When bacteria find the proper environmental conditions they will form irreversible attachments on the surface, attracting more bacteria, increasing their local concentration. When a certain threshold of bacteria is reached they will start to shield themselves with an exopolysaccharide (EPS) matrix forming a biofilm. Bacteria inside biofilm are known to be up to 1000 times more resistant to different antibiotics. It is essential to prevent bacterial initial attachment and further biofilm formation.
In this study, Surface Plasmon Resonance imaging (SPRi) was used to real-time monitor the effect of different flow rates on attachment and growth of Staphylococcus aureus. SPRi sensor is capable of label-free detection over 1cm2 field of view. This sensor is connected to a fluidic system allowing the control of nutrient flow rates throughout the entire experiment. Increasing the flow rate will induce the shear stress on the surface and will prevent the initial attachment of bacteria. One the other hand, higher flow rate provides more fresh food for bacteria to grow over time.

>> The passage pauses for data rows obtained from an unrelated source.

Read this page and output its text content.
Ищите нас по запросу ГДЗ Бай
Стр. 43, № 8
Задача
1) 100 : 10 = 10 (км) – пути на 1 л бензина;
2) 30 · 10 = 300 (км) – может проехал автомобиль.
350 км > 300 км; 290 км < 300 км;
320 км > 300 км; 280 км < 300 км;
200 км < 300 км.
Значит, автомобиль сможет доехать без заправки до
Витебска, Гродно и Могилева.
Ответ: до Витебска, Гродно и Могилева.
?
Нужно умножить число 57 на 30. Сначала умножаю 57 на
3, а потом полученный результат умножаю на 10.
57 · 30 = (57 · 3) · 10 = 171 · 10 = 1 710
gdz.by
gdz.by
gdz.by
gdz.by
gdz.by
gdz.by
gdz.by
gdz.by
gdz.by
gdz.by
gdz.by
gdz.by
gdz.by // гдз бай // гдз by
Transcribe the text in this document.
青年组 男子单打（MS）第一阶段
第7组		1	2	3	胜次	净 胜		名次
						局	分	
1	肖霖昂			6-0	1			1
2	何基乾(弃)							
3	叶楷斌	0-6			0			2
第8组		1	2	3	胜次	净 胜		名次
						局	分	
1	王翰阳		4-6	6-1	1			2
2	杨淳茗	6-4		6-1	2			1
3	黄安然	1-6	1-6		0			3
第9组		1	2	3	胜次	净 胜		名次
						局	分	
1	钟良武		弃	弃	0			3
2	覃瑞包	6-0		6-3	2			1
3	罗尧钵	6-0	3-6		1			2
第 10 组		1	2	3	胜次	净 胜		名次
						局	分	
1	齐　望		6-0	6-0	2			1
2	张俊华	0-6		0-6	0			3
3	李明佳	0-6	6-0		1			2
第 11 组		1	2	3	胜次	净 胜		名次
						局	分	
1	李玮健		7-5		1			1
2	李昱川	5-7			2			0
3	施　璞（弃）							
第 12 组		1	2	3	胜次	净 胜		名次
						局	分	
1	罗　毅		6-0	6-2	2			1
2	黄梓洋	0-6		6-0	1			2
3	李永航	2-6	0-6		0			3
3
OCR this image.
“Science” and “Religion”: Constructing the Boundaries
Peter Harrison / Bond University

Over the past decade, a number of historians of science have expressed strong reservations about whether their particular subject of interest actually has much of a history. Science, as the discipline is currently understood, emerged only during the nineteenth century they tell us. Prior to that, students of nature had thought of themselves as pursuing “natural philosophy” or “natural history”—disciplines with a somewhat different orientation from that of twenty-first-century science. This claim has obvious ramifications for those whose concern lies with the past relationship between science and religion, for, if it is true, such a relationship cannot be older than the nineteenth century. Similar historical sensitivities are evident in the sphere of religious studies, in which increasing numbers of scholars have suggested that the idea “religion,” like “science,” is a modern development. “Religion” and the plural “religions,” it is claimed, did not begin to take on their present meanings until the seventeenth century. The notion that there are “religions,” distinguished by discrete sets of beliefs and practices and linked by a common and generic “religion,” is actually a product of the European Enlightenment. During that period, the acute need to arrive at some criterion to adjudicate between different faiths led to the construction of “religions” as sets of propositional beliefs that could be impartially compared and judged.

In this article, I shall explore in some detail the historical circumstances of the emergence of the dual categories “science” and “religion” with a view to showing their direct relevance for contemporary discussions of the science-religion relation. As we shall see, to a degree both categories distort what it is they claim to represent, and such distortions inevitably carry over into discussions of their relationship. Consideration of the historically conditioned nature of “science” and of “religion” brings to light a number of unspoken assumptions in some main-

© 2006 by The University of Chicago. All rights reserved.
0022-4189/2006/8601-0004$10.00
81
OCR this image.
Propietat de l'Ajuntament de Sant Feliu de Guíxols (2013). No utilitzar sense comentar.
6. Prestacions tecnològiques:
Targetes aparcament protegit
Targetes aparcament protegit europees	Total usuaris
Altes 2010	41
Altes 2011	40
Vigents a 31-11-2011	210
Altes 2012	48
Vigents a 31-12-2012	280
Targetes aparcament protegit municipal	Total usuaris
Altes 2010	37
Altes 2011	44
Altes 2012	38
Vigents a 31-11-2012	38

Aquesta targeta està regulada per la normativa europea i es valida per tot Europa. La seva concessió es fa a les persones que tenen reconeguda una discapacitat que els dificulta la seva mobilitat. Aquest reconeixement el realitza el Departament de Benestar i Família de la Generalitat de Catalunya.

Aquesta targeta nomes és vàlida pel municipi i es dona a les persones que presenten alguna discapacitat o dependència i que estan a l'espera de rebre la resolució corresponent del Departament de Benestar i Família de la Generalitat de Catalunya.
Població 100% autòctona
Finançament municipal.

Using SPRi the effect of flow rate on S. aureus growth was studied over 24 hours. 15μl of S. aureus bacteria media were loaded on the sensor surface and fresh Lysogeny Broth (LB) media was continuously flowed over the surface at 10μl/min (slow flow rate) and 120 μl/min (fast flow rate). The internal CCD camera provides difference images of the sensor surface every three seconds which allows real-time monitoring of the entire surface as bacteria adhere and grow on it. The results obtained from comparing these images showed higher bacterial growth under lower flow rate. As a validation to visually compare bacterial growth, after each experiment the sensor surface was removed from the instrument and the surface was stained with crystal violet which stains the live bacteria. The staining results showed higher bacterial growth under lower flowrate which were consistent with the results from SPRi study.